How farmers grow plants has not kept up with the pace of consumer and environmental changes. Sound Ag is trying to change that by unlocking the communication barrier between plants and microbes.

“Microbes, as we’re learning, are beneficial in terms of getting nutrients into a plant and ultimately driving yield outcomes,” says Jeff Diven, director of agronomy, Sound Ag. “We developed a product to excite them—keep them from being lazy and not working for us in the soil—and contribute to the bottom line, which is yield.”

Nitrogen and phosphorus are essential for plant health. Their Source product for corn or soybeans stimulates those soil microbes.

“When we apply the product and we’re exciting microbes, we’ve been able to map out which ones are getting more activity,” he says. “There are nitrogen-fixing bacteria that live in the soil. We’re able to excite them—get them producing more nitrogen from atmospheric sources as well as help solubilize phosphorus with a different set of microbes. [Source] brings more N, more P within the root zone and getting that into the plant.”

Source is a foliar product and has a lot of flexibility with application.

“Anywhere from V4 to R3, so we have a majority of the season to go out and put it on that crop,” says Diven. “We like to get in on a free pass across the field. We advise either mixing with the herbicide early at V4 or a fungicide late at VT. They don’t require any special equipment, and we’re riding along with what’s already going on.”

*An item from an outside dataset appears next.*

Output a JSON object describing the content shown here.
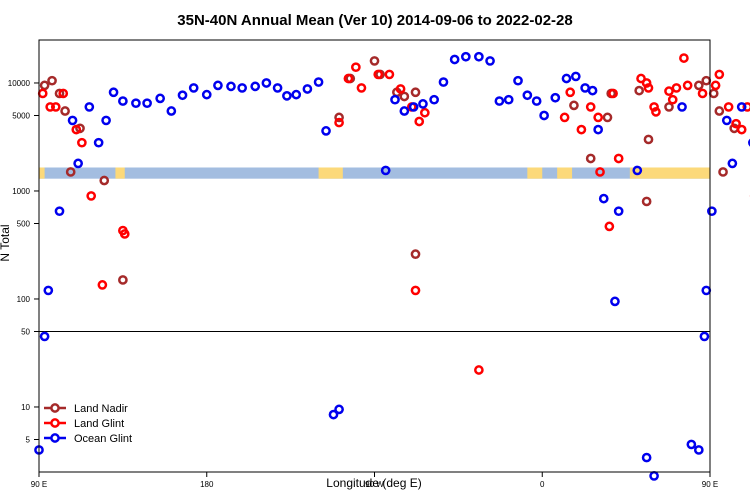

Diven says there are a lot of microbial products, but those often have live microbes, which is another reason for Source’s flexibility.

“Logistically it’s hard to keep something alive—we’ve got to keep it out of the sun, out of the cold—we don’t want to open it until the second before we use it,” he says. “Source is none of those things. It’s actually a chemistry that activates microbes, so it’s very shelf stable. We don’t have to worry about any of those problems, and it’s more consistent when we put it on. The nice part is we’re leveraging what that producer already has in the fields and getting more out of it.”